Still, Webvan has its work cut out for it. Though the Internet is another option for time-constrained shoppers, bricks-and-mortar stores are now doing their best to keep them in the aisles. More people are being hired, store layouts are more customer-friendly and the checkout lines are thinner.
“There is a potential market for people who can't find the time to go to the grocery store and prefer to have their regular lists delivered,” Ries said. “[However], it's not going to be a huge [grocery] market specifically because I don't think they can keep the prices low enough to compete with the supermarket.”
Webvan prides itself on its fulfillment and warehousing infrastructure — a key excuse used for the diversification.

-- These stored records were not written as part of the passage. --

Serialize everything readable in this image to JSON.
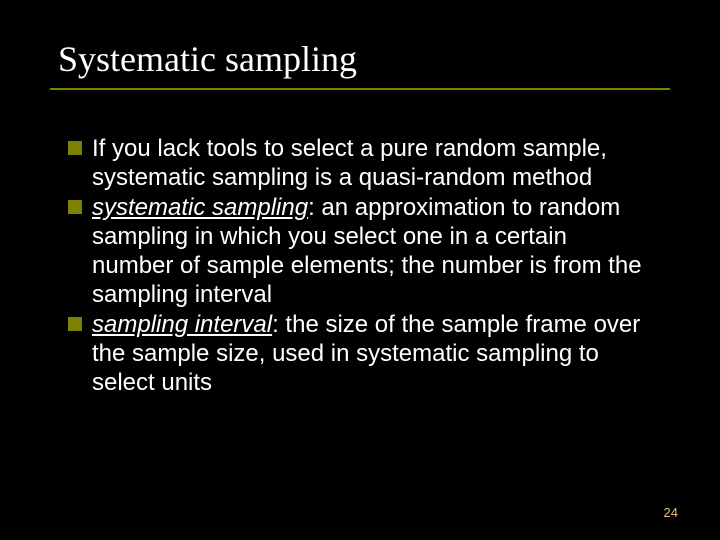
{
  "slide": {
    "title": "Systematic sampling",
    "bullets": [
      {
        "prefix": "",
        "term": "",
        "text": "If you lack tools to select a pure random sample, systematic sampling is a quasi-random method"
      },
      {
        "prefix": "",
        "term": "systematic sampling",
        "text": ": an approximation to random sampling in which you select one in a certain number of sample elements; the number is from the sampling interval"
      },
      {
        "prefix": "",
        "term": "sampling interval",
        "text": ": the size of the sample frame over the sample size, used in systematic sampling to select units"
      }
    ],
    "page_number": "24"
  },
  "style": {
    "background_color": "#000000",
    "text_color": "#ffffff",
    "accent_color": "#808000",
    "page_number_color": "#e0c070",
    "title_font": "Times New Roman",
    "body_font": "Arial",
    "title_fontsize": 36,
    "body_fontsize": 24,
    "bullet_marker_size": 14
  }
}
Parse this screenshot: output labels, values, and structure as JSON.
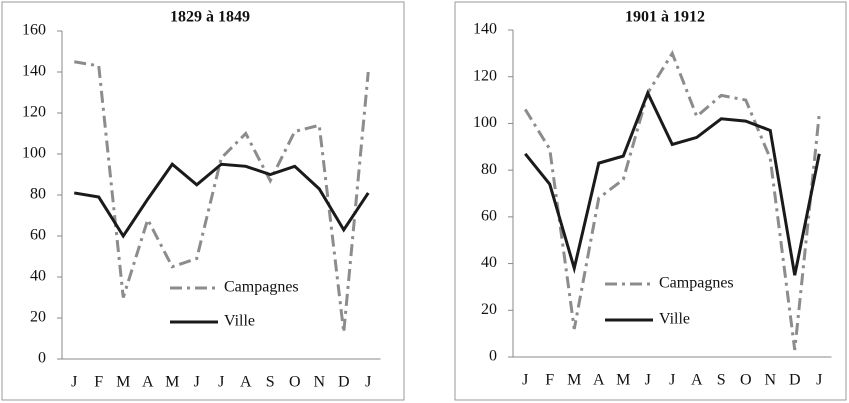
{
  "chart_data": [
    {
      "type": "line",
      "title": "1829 à 1849",
      "categories": [
        "J",
        "F",
        "M",
        "A",
        "M",
        "J",
        "J",
        "A",
        "S",
        "O",
        "N",
        "D",
        "J"
      ],
      "series": [
        {
          "name": "Campagnes",
          "color": "#8c8c8c",
          "dash": "dash-dot",
          "values": [
            145,
            143,
            30,
            68,
            45,
            49,
            98,
            110,
            87,
            111,
            114,
            13,
            140
          ]
        },
        {
          "name": "Ville",
          "color": "#1a1a1a",
          "dash": "solid",
          "values": [
            81,
            79,
            60,
            78,
            95,
            85,
            95,
            94,
            90,
            94,
            83,
            63,
            81
          ]
        }
      ],
      "ylim": [
        0,
        160
      ],
      "yticks": [
        0,
        20,
        40,
        60,
        80,
        100,
        120,
        140,
        160
      ],
      "grid": false
    },
    {
      "type": "line",
      "title": "1901 à 1912",
      "categories": [
        "J",
        "F",
        "M",
        "A",
        "M",
        "J",
        "J",
        "A",
        "S",
        "O",
        "N",
        "D",
        "J"
      ],
      "series": [
        {
          "name": "Campagnes",
          "color": "#8c8c8c",
          "dash": "dash-dot",
          "values": [
            106,
            89,
            12,
            68,
            76,
            113,
            130,
            103,
            112,
            110,
            85,
            3,
            104
          ]
        },
        {
          "name": "Ville",
          "color": "#1a1a1a",
          "dash": "solid",
          "values": [
            87,
            74,
            38,
            83,
            86,
            113,
            91,
            94,
            102,
            101,
            97,
            35,
            87
          ]
        }
      ],
      "ylim": [
        0,
        140
      ],
      "yticks": [
        0,
        20,
        40,
        60,
        80,
        100,
        120,
        140
      ],
      "grid": false
    }
  ]
}
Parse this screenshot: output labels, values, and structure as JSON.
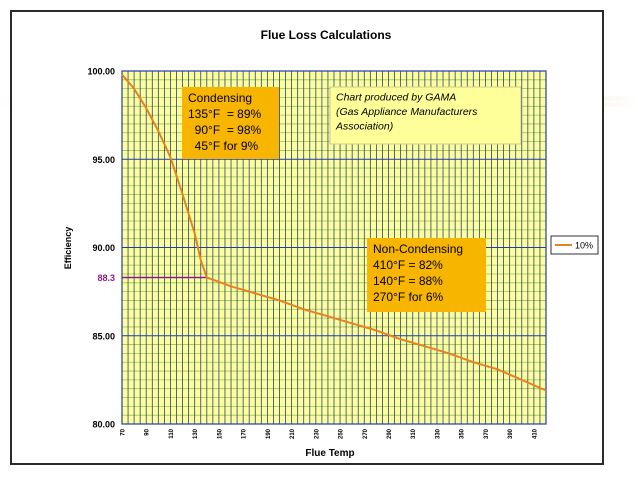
{
  "chart_data": {
    "type": "line",
    "title": "Flue Loss Calculations",
    "xlabel": "Flue Temp",
    "ylabel": "Efficiency",
    "xlim": [
      70,
      420
    ],
    "ylim": [
      80,
      100
    ],
    "x_ticks": [
      70,
      90,
      110,
      130,
      150,
      170,
      190,
      210,
      230,
      250,
      270,
      290,
      310,
      330,
      350,
      370,
      390,
      410
    ],
    "y_ticks": [
      "80.00",
      "85.00",
      "90.00",
      "95.00",
      "100.00"
    ],
    "grid": true,
    "legend_position": "right",
    "series": [
      {
        "name": "10%",
        "color": "#e8821e",
        "points": [
          [
            70,
            99.8
          ],
          [
            80,
            99.0
          ],
          [
            90,
            97.9
          ],
          [
            100,
            96.6
          ],
          [
            110,
            95.1
          ],
          [
            120,
            93.0
          ],
          [
            130,
            90.8
          ],
          [
            135,
            89.3
          ],
          [
            140,
            88.3
          ],
          [
            160,
            87.8
          ],
          [
            180,
            87.4
          ],
          [
            200,
            87.0
          ],
          [
            220,
            86.5
          ],
          [
            240,
            86.1
          ],
          [
            260,
            85.7
          ],
          [
            280,
            85.3
          ],
          [
            300,
            84.8
          ],
          [
            320,
            84.4
          ],
          [
            340,
            84.0
          ],
          [
            360,
            83.5
          ],
          [
            380,
            83.1
          ],
          [
            400,
            82.5
          ],
          [
            420,
            81.9
          ]
        ]
      }
    ],
    "reference": {
      "label": "88.3",
      "y": 88.3,
      "x_end": 140,
      "color": "#8b1a8b"
    },
    "annotations": {
      "condensing": [
        "Condensing",
        "135°F  = 89%",
        "  90°F  = 98%",
        "  45°F for 9%"
      ],
      "noncondensing": [
        "Non-Condensing",
        "410°F = 82%",
        "140°F = 88%",
        "270°F for 6%"
      ],
      "source": [
        "Chart produced by GAMA",
        "(Gas Appliance Manufacturers",
        "Association)"
      ]
    },
    "colors": {
      "plot_fill": "#ffff99",
      "grid_vertical": "#1f3ea8",
      "grid_horizontal": "#9ec24a",
      "annotation_box": "#f7b500",
      "source_box": "#ffff99"
    }
  }
}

The HomeGrocer acquisition complements and is meant to bolster Webvan's Internet ambitions.
“Without the merger, both companies had to spend money to win the customer from the brick-and-mortar alternative and then they each had to spend additional monies to win the customer from each other,” Webvan's Shaheen said. “The total [amount of spending] now can be more efficiently directed at the brick-and-mortar competitors.”
Yet such logic ignores the incompatibility of shipping perishables like groceries with consumer durables. This complicates the shipping process, Ries said. Also, non-perishables may not need pre-set delivery schedules. And, unlike groceries, they may not require frequent replenishment.
“I think the problem remains that Webvan refuses to see themselves as an online grocer,” Ries said. “They're taking a play out of the Amazon book, saying 'we're going to be online everything,' which is a mistake.”